AI will expose the agencies that were phoning it in
The tools raise the floor, not the ceiling. And when average work is free, average work is finally worth what it costs.
Every few months someone asks us, with varying degrees of tact, whether AI is coming for agencies. The honest answer is yes, but not the way the headlines frame it. It isn’t coming for agencies. It’s coming for a specific kind of agency work, and whether that’s terrifying or liberating depends entirely on what you’ve been selling.
The floor just moved
Here’s what actually changed. For twenty years there was a floor under agency pricing made of pure execution: the hours it took to produce a competent landing page, a serviceable logo exploration, a readable blog post, a working template. That work wasn’t brilliant, but it took time, and time was billable. A lot of the industry lived comfortably on that floor.
The floor now belongs to the machines.
Competent, generic, grammatically flawless, technically functional output is approaching free. Not good output. Average output. And it turns out an uncomfortable amount of what got invoiced as strategy and craft was, held up to the light, average output with a nice deck around it.
That’s the exposure. AI doesn’t threaten teams doing original thinking, because it can’t do their job. It threatens business models built on reselling effort, because effort just got cheap. The template with your logo on it, the recycled strategy document, the blog packages written by no one for no one: none of that got worse this year. Its true price just became visible.
The ceiling didn’t
Now the part the hype skips.
The ceiling, the thing that separates work that moves a business from work that merely exists, hasn’t budged, because the ceiling was never made of execution. It’s made of judgment. Knowing which of two hundred plausible directions is right for this client, this market, this moment. What to leave out. Recognizing that the brief is wrong, which it often is, and having the standing to say so out loud.
AI generates options at a speed that’s genuinely astonishing. What it can’t do is want something. It has no stake, no taste, and no capacity for embarrassment, and embarrassment, honestly, is load-bearing in creative work. The feeling that says “this is fine and we can’t ship it” is not in the training data.
We use these tools daily, and we like them. They’re excellent at the eighty percent that was never the point: boilerplate, scaffolding, first passes, alternate versions, the tedious middle of things. What they hand you is a floor to stand on, not a place to stop. The gap between the machine’s draft and something worth a client’s money is now, precisely, the job.
There’s an honest, unresolved question inside all this, and we’d rather name it than pretend otherwise. Taste is trained by repetition. Designers develop an eye by producing a thousand mediocre layouts, writers develop an ear by writing badly at length, and a lot of those reps used to happen on exactly the routine work the machines now absorb. If the junior work disappears, the industry has to get deliberate about how people become senior, because judgment was never innate. It was accumulated. That’s a problem worth solving on purpose rather than discovering by accident in ten years.
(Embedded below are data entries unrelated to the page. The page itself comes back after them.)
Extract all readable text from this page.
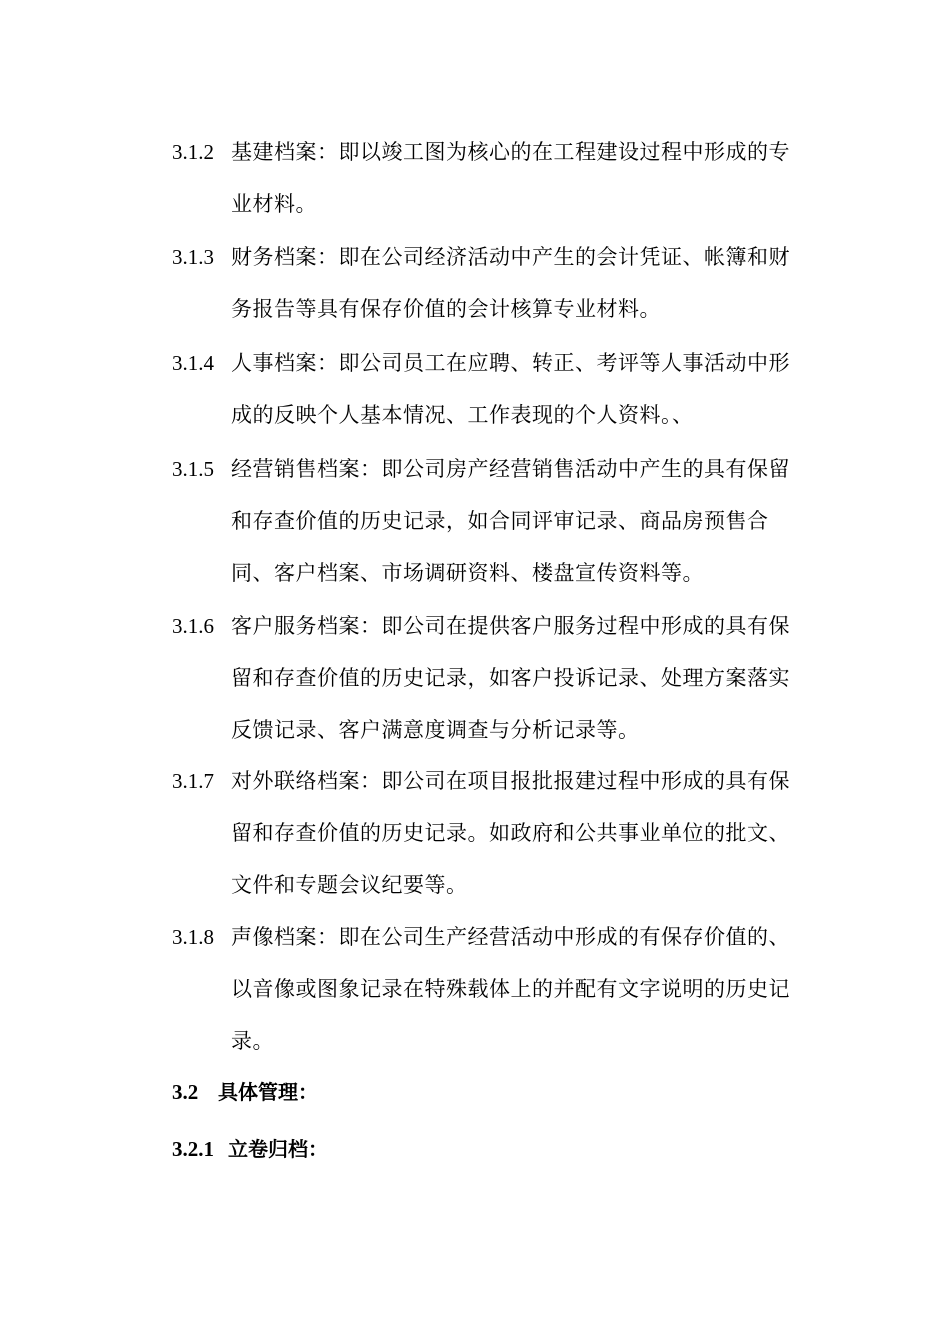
3.1.2 基建档案：即以竣工图为核心的在工程建设过程中形成的专业材料。
3.1.3 财务档案：即在公司经济活动中产生的会计凭证、帐簿和财务报告等具有保存价值的会计核算专业材料。
3.1.4 人事档案：即公司员工在应聘、转正、考评等人事活动中形成的反映个人基本情况、工作表现的个人资料。、
3.1.5 经营销售档案：即公司房产经营销售活动中产生的具有保留和存查价值的历史记录，如合同评审记录、商品房预售合同、客户档案、市场调研资料、楼盘宣传资料等。
3.1.6 客户服务档案：即公司在提供客户服务过程中形成的具有保留和存查价值的历史记录，如客户投诉记录、处理方案落实反馈记录、客户满意度调查与分析记录等。
3.1.7 对外联络档案：即公司在项目报批报建过程中形成的具有保留和存查价值的历史记录。如政府和公共事业单位的批文、文件和专题会议纪要等。
3.1.8 声像档案：即在公司生产经营活动中形成的有保存价值的、以音像或图象记录在特殊载体上的并配有文字说明的历史记录。
3.2 具体管理：
3.2.1 立卷归档：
What this means if you hire agencies
When average work is free, paying for average work becomes the one truly indefensible budget line. That’s actually good news for anyone buying creative services, because for years the hardest part of hiring an agency was telling the difference between substance and production value. The tools just did you a favor: production value stopped being evidence of anything. So the questions worth asking your partners get sharper.
Ask for the reasoning, not just the deliverable. Anyone can show you a polished thing now. Fewer can explain why this thing, why for you, why not the other forty versions. If the answer to “why” is a shrug wrapped in jargon, you’ve learned what you needed to.
Then ask how they use AI, and be suspicious of both extreme answers. “We never touch it” means paying artisan prices for typing. “It does everything” means the judgment you’re actually buying is nowhere in the building. The credible answer lives in the middle and sounds specific.
And watch the estimates. Work that’s mostly execution should be getting faster and cheaper, honestly and visibly. If the pricing hasn’t moved but the deliverables have acquired that faint, weightless, nobody-was-home quality, the savings went somewhere, and it wasn’t to you.
Neither the funeral nor the fireworks
We don’t buy the doom, and we don’t buy the revolution either. Every tool that made production easier, from desktop publishing to WordPress to the site builders, was supposed to end this industry. Each one ended only the version of it that was coasting, and then the work regrouped around whatever still required a human with a point of view. It’ll happen again. Faster, this time.
What’s genuinely new is the honesty of it. For years, effort and value could blur together, because effort was expensive and hard to inspect. Now effort is cheap, the blur is gone, and everyone in this business gets to find out which of the two they were actually selling.
We’ve thought about that question a lot, fourteen years in. We’re comfortable with our answer.
The machines make average free. Somebody still has to be worth paying for.